8. Betreuungsfreie Zeit - Urlaub der Tagespflegeperson

(1) Die Kindertagespflegeperson hat einen Anspruch auf drei Wochen betreuungsfreie Zeit pro Betreuungsjahr. Der Beginn einer Kindertagespflege während dieser Zeit ist nicht möglich.

(2) Die Inanspruchnahme der betreuungsfreien Zeit ist mit den Erziehungsberechtigten rechtzeitig abzustimmen.

9. Antrags- und Bewilligungsverfahren

(1) Die Erziehungsberechtigten beantragen schriftlich mittels Vordruck die Förderung ihres Kindes in Kindertagespflege. Dieser Antrag soll in der Regel mindestens vier Wochen vor Beginn der Kindertagespflege gestellt werden.

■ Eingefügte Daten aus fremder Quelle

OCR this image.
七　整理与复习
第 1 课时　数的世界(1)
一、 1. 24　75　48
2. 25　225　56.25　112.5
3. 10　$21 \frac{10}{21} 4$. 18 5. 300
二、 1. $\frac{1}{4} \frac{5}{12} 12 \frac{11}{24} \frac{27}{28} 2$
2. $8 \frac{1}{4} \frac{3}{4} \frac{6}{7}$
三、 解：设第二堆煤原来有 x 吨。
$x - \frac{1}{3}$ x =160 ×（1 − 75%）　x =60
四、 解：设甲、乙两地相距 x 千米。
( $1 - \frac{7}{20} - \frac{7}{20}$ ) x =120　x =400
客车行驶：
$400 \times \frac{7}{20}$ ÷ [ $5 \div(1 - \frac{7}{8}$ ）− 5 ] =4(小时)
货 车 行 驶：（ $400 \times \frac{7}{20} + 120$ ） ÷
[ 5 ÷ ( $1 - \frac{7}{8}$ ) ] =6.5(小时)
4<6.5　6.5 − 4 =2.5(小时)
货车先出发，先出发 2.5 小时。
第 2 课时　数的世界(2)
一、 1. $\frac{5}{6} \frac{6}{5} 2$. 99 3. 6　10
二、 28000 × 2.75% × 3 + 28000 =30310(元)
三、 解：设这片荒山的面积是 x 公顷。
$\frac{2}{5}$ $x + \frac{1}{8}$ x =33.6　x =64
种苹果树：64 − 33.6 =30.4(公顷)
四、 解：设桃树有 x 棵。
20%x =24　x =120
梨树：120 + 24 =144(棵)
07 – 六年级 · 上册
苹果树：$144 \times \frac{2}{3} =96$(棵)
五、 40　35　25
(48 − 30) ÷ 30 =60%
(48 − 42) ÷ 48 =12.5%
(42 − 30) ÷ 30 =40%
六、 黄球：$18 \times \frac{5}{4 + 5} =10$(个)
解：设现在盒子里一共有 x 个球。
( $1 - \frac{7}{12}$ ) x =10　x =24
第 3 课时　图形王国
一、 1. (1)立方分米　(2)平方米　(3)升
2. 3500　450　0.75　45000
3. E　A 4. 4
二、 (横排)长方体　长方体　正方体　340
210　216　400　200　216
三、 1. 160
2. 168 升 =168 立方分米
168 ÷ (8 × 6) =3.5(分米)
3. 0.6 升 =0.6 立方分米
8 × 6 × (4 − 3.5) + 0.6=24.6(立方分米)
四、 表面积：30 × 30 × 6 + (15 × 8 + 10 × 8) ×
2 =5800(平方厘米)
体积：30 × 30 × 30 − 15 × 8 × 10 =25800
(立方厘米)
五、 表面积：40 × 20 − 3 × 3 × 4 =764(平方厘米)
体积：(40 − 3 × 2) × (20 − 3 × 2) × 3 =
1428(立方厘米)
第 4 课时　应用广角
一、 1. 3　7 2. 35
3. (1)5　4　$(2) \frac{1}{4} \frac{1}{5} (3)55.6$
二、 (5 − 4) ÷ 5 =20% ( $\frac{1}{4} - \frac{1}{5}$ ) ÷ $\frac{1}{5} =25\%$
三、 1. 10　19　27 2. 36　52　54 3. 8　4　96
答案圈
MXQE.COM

(2) Die Bewilligung erfolgt in schriftlicher Form längstens bis zum Ende des Betreuungsjahres (31. Juli) und legt die Kindertagespflegestelle, den Umfang der Betreuungszeit und das Entgeld fest.

(3) Ein Antrag auf Fortführung der Kindertagespflege muss von den Erziehungsberechtigten bis zum 31.05. eines Jahres gestellt werden.

(4) Das Jugendamt ist über die Beendigung des Tagespflegeverhältnisses umgehend zu informieren.

10. Ablehnungsgründe

(1) Die Beteiligung an den Kosten ist abzulehnen bzw. umgehend einzustellen, wenn:

  • Dem Jugendamt Umstände bekannt werden, nach denen die Tagespflegeperson nicht (mehr) geeignet ist,
  • die Förderung des Kindes in Kindertagespflege nicht (mehr) dem Kindeswohl entspricht oder
  • die Erforderlichkeit der Kindertagespflege nicht (mehr) gegeben ist.

(2) Für Tagespflegepersonen in auf- bzw. absteigender Verwandtschaftslinie zu den beantragenden Eltern wird in der Regel kein Kindertagespflegeentgelt gezahlt.

(3) Die Übernahme der Kosten durch den Jugendhilfeträger hat Nachrang (§ 10 SGB VIII). Die Personensorgeberechtigten müssen anderweitige zumutbare Betreuungs- und Finanzierungsmöglichkeiten in Anspruch nehmen, wie z.B. die Betreuung durch Verwandte, Zuschüsse von Krankenkassen, der Agentur für Arbeit und sonstige Stellen, Zahlungen von Unterhaltspflichtigen usw.

11. Inkrafttreten

Die Richtlinien treten in dieser Fassung am 01.10.2011 in Kraft.